Perhaps the most highly regarded appellation within Monterey County, Santa Lucia Highlands AVA benefits from a combination of warm morning sunshine and brisk afternoon breezes, allowing grapes to ripen slowly and fully. The result is concentrated, flavorful wines that retain their natural acidity. Wineries here do not shy away from innovation, and place a high priority on sustainable viticultural practices.
The climatic conditions here are perfectly suited to the production of ripe, rich Pinot Noir and Chardonnay. These Burgundian varieties dominate an overwhelming percentage of plantings, though growers have also found success with Syrah, Riesling and Pinot Gris.

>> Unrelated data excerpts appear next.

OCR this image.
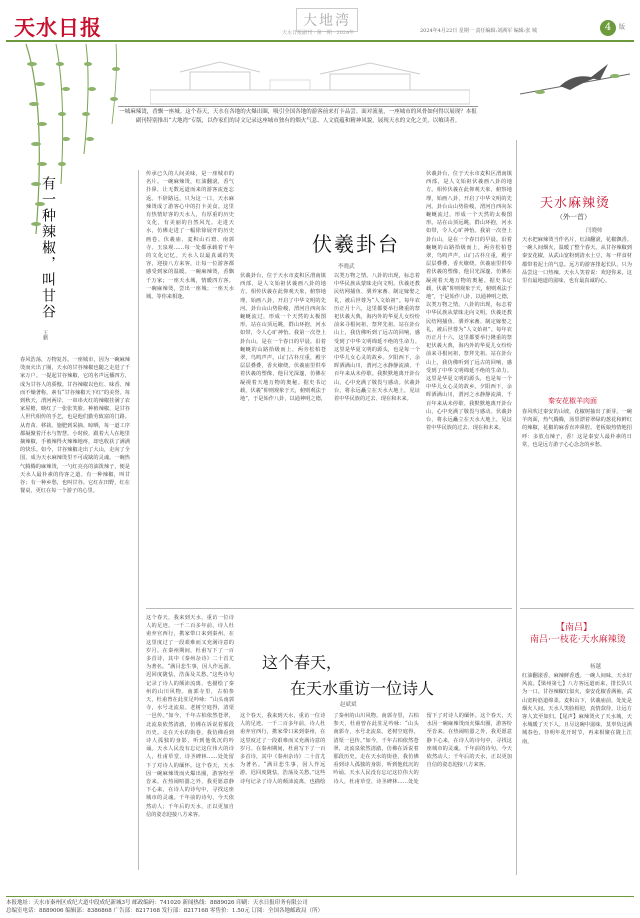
天水日报	大地湾
天水日报副刊 · 第一期 · 2024年	2024年4月22日 星期一 责任编辑:刘满军 编辑:张 城	4	版
一城麻辣烫，香飘一座城。这个春天，天水在各地的火爆出圈，吸引全国各地的游客前来打卡品尝。面对流量，一座城市的风骨如何得以展现？本报副刊特别推出“大地湾”专版，以作家们的诗文记录这座城市独有的烟火气息、人文底蕴和精神风貌，展现天水的文化之美，以飨读者。
有一种辣椒，叫甘谷
王鹏
春风浩荡，万物复苏。一座城市，因为一碗麻辣烫而火出了圈，天水的甘谷辣椒也随之走进了千家万户。一提起甘谷辣椒，它的名声远播四方，成为甘谷人的骄傲。甘谷辣椒以色红、味香、辣而不燥著称，素有“甘谷辣椒天下红”的美誉。每到秋天，渭河两岸，一串串火红的辣椒挂满了农家屋檐，映红了一张张笑脸。种植辣椒，是甘谷人世代相传的手艺，也是他们勤劳致富的门路。从育苗、移栽、施肥到采摘、晾晒，每一道工序都凝聚着汗水与智慧。小时候，跟着大人在地里摘辣椒，手被辣得火辣辣地疼，却也收获了满满的快乐。如今，甘谷辣椒走出了大山，走向了全国，成为天水麻辣烫里不可或缺的灵魂。一碗热气腾腾的麻辣烫，一勺红亮亮的油泼辣子，便是天水人最朴素的待客之道。有一种辣椒，叫甘谷；有一种乡愁，也叫甘谷。它红在田野，红在餐桌，更红在每一个游子的心里。
传承已久的人间美味，是一座城市的名片。一碗麻辣烫，红油翻滚，香气扑鼻，让无数远道而来的游客流连忘返。不辞路远，只为这一口，天水麻辣烫成了游客心中的打卡美食。这里有热情好客的天水人，有厚重的历史文化，有美丽的自然风光。走进天水，仿佛走进了一幅徐徐展开的历史画卷。伏羲庙、麦积山石窟、南郭寺、玉泉观……每一处都承载着千年的文化记忆。天水人以最真诚的笑容，迎接八方来客，让每一位游客都感受到家的温暖。一碗麻辣烫，香飘千万家；一座天水城，情暖四方客。一碗麻辣烫，尝出一座城；一座天水城，等你来相逢。
伏羲卦台
李晓武
伏羲卦台，位于天水市麦积区渭南镇西部，是人文始祖伏羲画八卦的地方。相传伏羲在此仰观天象，俯察地理，始画八卦，开启了中华文明的先河。卦台山山势险峻，渭河自西向东蜿蜒流过，形成一个天然的太极图形。站在山顶远眺，群山环抱，河水如带，令人心旷神怡。我第一次登上卦台山，是在一个春日的早晨。沿着蜿蜒的山路拾级而上，两旁松柏苍翠，鸟鸣声声。山门古朴庄重，殿宇层层叠叠，香火缭绕。伏羲庙里供奉着伏羲的塑像，他目光深邃，仿佛在凝视着天地万物的奥秘。据史书记载，伏羲“仰则观象于天，俯则观法于地”，于是始作八卦，以通神明之德，以类万物之情。八卦的出现，标志着中华民族从蒙昧走向文明。伏羲还教民结网捕鱼、驯养家畜、制定嫁娶之礼，被后世尊为“人文始祖”。每年农历正月十六，这里都要举行隆重的祭祀伏羲大典，海内外的华夏儿女纷纷前来寻根问祖，祭拜先祖。站在卦台山上，我仿佛听到了远古的回响，感受到了中华文明绵延不绝的生命力。这里是华夏文明的源头，也是每一个中华儿女心灵的故乡。夕阳西下，余晖洒满山川，渭河之水静静流淌，千百年来从未停歇。我默默地离开卦台山，心中充满了敬畏与感动。伏羲卦台，将永远矗立在天水大地上，见证着中华民族的过去、现在和未来。
伏羲卦台，位于天水市麦积区渭南镇西部，是人文始祖伏羲画八卦的地方。相传伏羲在此仰观天象，俯察地理，始画八卦，开启了中华文明的先河。卦台山山势险峻，渭河自西向东蜿蜒流过，形成一个天然的太极图形。站在山顶远眺，群山环抱，河水如带，令人心旷神怡。我第一次登上卦台山，是在一个春日的早晨。沿着蜿蜒的山路拾级而上，两旁松柏苍翠，鸟鸣声声。山门古朴庄重，殿宇层层叠叠，香火缭绕。伏羲庙里供奉着伏羲的塑像，他目光深邃，仿佛在凝视着天地万物的奥秘。据史书记载，伏羲“仰则观象于天，俯则观法于地”，于是始作八卦，以通神明之德，以类万物之情。八卦的出现，标志着中华民族从蒙昧走向文明。伏羲还教民结网捕鱼、驯养家畜、制定嫁娶之礼，被后世尊为“人文始祖”。每年农历正月十六，这里都要举行隆重的祭祀伏羲大典，海内外的华夏儿女纷纷前来寻根问祖，祭拜先祖。站在卦台山上，我仿佛听到了远古的回响，感受到了中华文明绵延不绝的生命力。这里是华夏文明的源头，也是每一个中华儿女心灵的故乡。夕阳西下，余晖洒满山川，渭河之水静静流淌，千百年来从未停歇。我默默地离开卦台山，心中充满了敬畏与感动。伏羲卦台，将永远矗立在天水大地上，见证着中华民族的过去、现在和未来。
这个春天，我来到天水，重访一位诗人的足迹。一千二百多年前，诗人杜甫弃官西行，携家带口来到秦州，在这里度过了一段艰难而又充满诗意的岁月。在秦州期间，杜甫写下了一百多首诗，其中《秦州杂诗》二十首尤为著名。“满目悲生事，因人作远游。迟回度陇怯，浩荡及关愁。”这些诗句记录了诗人的颠沛流离，也描绘了秦州的山川风物。南郭寺里，古柏参天，杜甫曾在此驻足吟咏：“山头南郭寺，水号北流泉。老树空庭得，清渠一邑传。”如今，千年古柏依然苍翠，北流泉依然清澈，仿佛在诉说着那段历史。走在天水的街巷，我仿佛看到诗人孤独的身影，听到他低沉的吟诵。天水人民没有忘记这位伟大的诗人，杜甫草堂、诗圣碑林……处处留下了对诗人的缅怀。这个春天，天水因一碗麻辣烫而火爆出圈，游客纷至沓来。在热闹喧嚣之外，我更愿意静下心来，在诗人的诗句中，寻找这座城市的灵魂。千年前的诗句，今天依然动人；千年后的天水，正以更加自信的姿态迎接八方来客。
这个春天，
在天水重访一位诗人
赵斌斌
这个春天，我来到天水，重访一位诗人的足迹。一千二百多年前，诗人杜甫弃官西行，携家带口来到秦州，在这里度过了一段艰难而又充满诗意的岁月。在秦州期间，杜甫写下了一百多首诗，其中《秦州杂诗》二十首尤为著名。“满目悲生事，因人作远游。迟回度陇怯，浩荡及关愁。”这些诗句记录了诗人的颠沛流离，也描绘了秦州的山川风物。南郭寺里，古柏参天，杜甫曾在此驻足吟咏：“山头南郭寺，水号北流泉。老树空庭得，清渠一邑传。”如今，千年古柏依然苍翠，北流泉依然清澈，仿佛在诉说着那段历史。走在天水的街巷，我仿佛看到诗人孤独的身影，听到他低沉的吟诵。天水人民没有忘记这位伟大的诗人，杜甫草堂、诗圣碑林……处处留下了对诗人的缅怀。这个春天，天水因一碗麻辣烫而火爆出圈，游客纷至沓来。在热闹喧嚣之外，我更愿意静下心来，在诗人的诗句中，寻找这座城市的灵魂。千年前的诗句，今天依然动人；千年后的天水，正以更加自信的姿态迎接八方来客。
天水麻辣烫
（外一首）
闫晓帅
天水把麻辣烫当作名片，红油翻滚，花椒飘香。一碗人间烟火，温暖了整个春天。从甘谷辣椒到秦安花椒，从武山宽粉到清水土豆，每一样食材都带着泥土的气息。远方的游客排起长队，只为品尝这一口热辣。天水人笑着说：欢迎你来，这里有最地道的滋味，也有最真诚的心。
秦安花椒羊肉面
春风吹过秦安的山坡，花椒树抽出了新芽。一碗羊肉面，热气腾腾，汤里漂着翠绿的葱花和鲜红的辣椒，花椒的麻香直冲鼻腔。老板娘热情地招呼：多放点辣子，香！这是秦安人最朴素的日常，也是远方游子心心念念的乡愁。
【南吕】
南吕·一枝花·天水麻辣烫
杨越
红油翻滚香，麻辣鲜香透。一碗人间味，天水好风流。【梁州第七】八方客远道而来，排长队只为一口。甘谷辣椒红似火，秦安花椒香满袖，武山宽粉筋道绵柔。麦积山下，伏羲庙前，处处是烟火人间。天水人笑脸相迎，真情款待，让远方客人宾至如归。【尾声】麻辣烫火了天水城，天水城暖了天下人。且尽这碗中滋味，莫辜负这满城春色，待明年花开时节，再来相聚在陇上江南。
本报地址：天水市秦州区成纪大道中段成纪新城3号 邮政编码：741020 新闻热线：8889026 印刷：天水日报印务有限公司
总编室电话：8889006 编辑部：8386868 广告部：8217168 发行部：8217168 零售价：1.50元 订阅：全国各地邮政局（所）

Marked by unmistakable deep purple hue and savory aromatics, Syrah accounts for a good deal of some of the most intense, powerful and age-worthy reds in the world. Native to the Northern Rhône, Syrah still achieves some of its maximum potential here, especially from Hermitage and Côte-Rôtie.
Syrah also plays an important component in the canonical Southern Rhône blends based on Grenache, Syrah and Mourvèdre, adding color, depth, complexity and structure to the mix. Today these blends have become well-appreciated from key appellations of the New World, namely Australia, California and increasingly, with praise, from Washington.
In the Glass
Syrah typically shows aromas and flavors of purple fruits, fragrant violets, baking spice, white pepper and even bacon, smoke or black olive. In Australia, where it goes under the name Shiraz, it produces deep, dark, intense and often, jammy reds. While Northern Rhône examples are typically less fruity and more earthy, California appears increasingly capable of either style.
Flavorful Moroccan-spiced lamb, grilled meats, spareribs and hard, aged cheeses are perfect with Syrah. Blue cheeses are perfect with a dense and fruit-driven Australian Shiraz.
Due to the success of Australian “Shiraz,” winemakers throughout the world have adopted this synonym for Syrah when they have produced a plush and fruit forward wine made in the Australian style. As an aside, Australians are also fond of tempering their fruit-forward Shiraz by blending with Cabernet Sauvignon, which adds depth and structure.